Despite the considerable problems inherent in the former official definition of the ampere, the unit could be measured with uncertainties low enough for almost every present purpose except the most highly advanced research. Doing so, however, typically meant sidestepping the existing SI definition altogether.
Fortunately, physics provided a handy alternative method in the form of Ohm’s law, formulated by German scientist Georg Ohm in 1827. It describes the proportional relationship among three closely associated electrical units: the ampere, the volt and the ohm.
If these units are unfamiliar, it can be helpful to think of them as if they were aspects of a water system. Amperes correspond to the volume of water coming out of a pipe, volts to the water pressure, and ohms to the diameter of the pipe, which determines its resistance to flow.
Electric current is expressed in one of the simplest and most useful equations in science: I = V/R, where I is the current, V is the voltage and R is the resistance. (I, as a symbol for current, derives from the French phrase intensité de courant, or current intensity.)
So, using Ohm’s law, if the voltage and resistance in a circuit are known, then the current can be determined using the formula.
Of course, this appears to be doing things completely backwards. After all, in the SI, the seven base units, including the ampere, are meant to be used, in various mathematical combinations, to define 22 derived units―including the volt and the ohm.
Yet, as a practical matter, the derived volt and ohm were used to measure the underlying ampere.

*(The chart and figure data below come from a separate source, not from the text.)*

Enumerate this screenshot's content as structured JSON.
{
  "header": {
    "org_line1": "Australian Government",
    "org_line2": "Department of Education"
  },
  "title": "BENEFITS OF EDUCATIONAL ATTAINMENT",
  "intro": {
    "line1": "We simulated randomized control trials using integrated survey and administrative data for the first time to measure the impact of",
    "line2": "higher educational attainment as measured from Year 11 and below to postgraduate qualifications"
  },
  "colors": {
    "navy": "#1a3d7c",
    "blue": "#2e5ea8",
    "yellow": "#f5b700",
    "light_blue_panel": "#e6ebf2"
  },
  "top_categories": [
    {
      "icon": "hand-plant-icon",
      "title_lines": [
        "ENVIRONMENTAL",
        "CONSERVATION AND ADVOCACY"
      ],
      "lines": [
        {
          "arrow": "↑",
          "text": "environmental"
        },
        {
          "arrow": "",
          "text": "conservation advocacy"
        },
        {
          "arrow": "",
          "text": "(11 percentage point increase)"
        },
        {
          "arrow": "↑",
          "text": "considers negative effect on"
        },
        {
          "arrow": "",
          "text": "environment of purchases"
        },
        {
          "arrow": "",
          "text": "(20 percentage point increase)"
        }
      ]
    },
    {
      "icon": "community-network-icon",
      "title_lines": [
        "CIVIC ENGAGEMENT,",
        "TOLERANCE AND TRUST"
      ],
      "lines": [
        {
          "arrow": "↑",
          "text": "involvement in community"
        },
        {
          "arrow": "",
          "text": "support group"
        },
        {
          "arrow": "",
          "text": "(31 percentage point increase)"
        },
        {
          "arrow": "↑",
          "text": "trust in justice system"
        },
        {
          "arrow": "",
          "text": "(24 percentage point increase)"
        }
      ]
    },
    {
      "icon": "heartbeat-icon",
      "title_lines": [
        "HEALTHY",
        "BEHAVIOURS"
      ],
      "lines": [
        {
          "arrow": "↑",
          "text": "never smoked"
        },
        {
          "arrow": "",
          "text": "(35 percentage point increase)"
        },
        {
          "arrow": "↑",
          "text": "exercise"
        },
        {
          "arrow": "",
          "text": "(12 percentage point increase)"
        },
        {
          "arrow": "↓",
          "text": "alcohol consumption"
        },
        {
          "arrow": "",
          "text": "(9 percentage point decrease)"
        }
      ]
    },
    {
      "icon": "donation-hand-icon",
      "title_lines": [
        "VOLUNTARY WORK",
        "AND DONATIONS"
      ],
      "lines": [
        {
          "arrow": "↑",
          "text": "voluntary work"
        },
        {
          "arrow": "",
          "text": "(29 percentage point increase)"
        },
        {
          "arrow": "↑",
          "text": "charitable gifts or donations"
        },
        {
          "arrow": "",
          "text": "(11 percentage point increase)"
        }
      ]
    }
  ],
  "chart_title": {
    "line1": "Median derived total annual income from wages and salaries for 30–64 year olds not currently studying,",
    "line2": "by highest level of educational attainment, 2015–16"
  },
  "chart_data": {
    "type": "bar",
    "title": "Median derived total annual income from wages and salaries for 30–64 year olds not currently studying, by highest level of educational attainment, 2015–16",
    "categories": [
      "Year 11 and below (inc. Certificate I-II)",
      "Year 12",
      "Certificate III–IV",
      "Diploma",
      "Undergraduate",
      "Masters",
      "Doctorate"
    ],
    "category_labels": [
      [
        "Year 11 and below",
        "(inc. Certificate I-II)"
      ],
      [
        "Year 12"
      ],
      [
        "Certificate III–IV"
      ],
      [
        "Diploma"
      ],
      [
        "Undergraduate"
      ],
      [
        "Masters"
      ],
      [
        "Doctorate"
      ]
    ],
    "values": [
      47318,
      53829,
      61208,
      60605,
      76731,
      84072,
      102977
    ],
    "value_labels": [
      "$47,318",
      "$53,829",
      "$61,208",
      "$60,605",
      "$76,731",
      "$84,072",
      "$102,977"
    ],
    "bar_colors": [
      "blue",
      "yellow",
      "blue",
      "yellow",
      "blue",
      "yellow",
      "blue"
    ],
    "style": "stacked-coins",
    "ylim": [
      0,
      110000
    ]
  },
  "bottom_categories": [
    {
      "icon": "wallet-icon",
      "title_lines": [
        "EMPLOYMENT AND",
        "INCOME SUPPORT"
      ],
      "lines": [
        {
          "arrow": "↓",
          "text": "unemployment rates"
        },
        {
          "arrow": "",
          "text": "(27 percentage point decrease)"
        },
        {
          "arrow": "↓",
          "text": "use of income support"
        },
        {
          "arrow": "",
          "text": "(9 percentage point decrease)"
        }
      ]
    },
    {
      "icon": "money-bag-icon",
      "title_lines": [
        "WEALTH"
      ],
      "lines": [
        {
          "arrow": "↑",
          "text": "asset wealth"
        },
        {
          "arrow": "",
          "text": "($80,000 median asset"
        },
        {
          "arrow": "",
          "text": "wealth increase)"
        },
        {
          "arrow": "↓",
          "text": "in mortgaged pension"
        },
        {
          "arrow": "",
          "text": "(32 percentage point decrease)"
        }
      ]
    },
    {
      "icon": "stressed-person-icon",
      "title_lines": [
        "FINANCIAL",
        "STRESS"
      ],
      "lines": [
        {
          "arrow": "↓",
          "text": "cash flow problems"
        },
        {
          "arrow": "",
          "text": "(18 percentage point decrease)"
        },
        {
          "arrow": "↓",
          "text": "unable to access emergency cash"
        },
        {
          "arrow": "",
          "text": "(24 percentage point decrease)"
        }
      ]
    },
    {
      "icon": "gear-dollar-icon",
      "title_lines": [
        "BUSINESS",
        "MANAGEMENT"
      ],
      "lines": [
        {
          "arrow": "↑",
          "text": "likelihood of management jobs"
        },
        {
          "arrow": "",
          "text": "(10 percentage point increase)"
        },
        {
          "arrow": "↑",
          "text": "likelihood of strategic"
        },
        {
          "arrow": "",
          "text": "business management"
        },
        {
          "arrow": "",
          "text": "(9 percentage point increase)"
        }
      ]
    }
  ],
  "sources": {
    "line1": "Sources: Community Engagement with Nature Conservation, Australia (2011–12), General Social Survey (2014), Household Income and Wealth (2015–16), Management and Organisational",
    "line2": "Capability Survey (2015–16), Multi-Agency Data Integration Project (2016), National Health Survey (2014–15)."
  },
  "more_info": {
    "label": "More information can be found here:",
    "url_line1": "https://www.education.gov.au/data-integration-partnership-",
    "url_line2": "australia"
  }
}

There is an excellent reason for that: Both the volt and the ohm were known with far greater accuracy than the ampere. That’s because their values were already based on constants derived from fundamental effects in the realm of quantum physics. As a result, the volt can be realized to an uncertainty of around 6 parts in a billion, and the ohm to 2 parts in 10 billion.
But there’s a catch. Ohm’s law doesn’t quite have the footing of, say, Newton’s laws of motion. That is, I = V/R can’t be deduced from other laws of physics. Instead, it represents the seemingly unvarying relationship among the three electrical quantities as measured by various techniques around the world during the past two centuries. (That sort of formula is called an “empirical” law because it is based entirely on observational evidence.) To date, it appears that Ohm’s law successfully describes measurements made with uncertainties in the range of parts per ten million. According to one report, it still holds in nanowires one atom tall and four atoms wide.
So far, so good. But modern metrology will require ever lower uncertainties. Moreover, one longstanding goal of research on electrical units is to find out whether Ohm’s law continues to work all the way down to the quantum-mechanical scale of atoms and even smaller objects.
That’s not fully feasible at present. But the redefinition of the ampere based on the elementary charge will eventually make it possible to test Ohm’s law at the smallest dimensions in a relationship called the “Quantum Metrology Triangle.”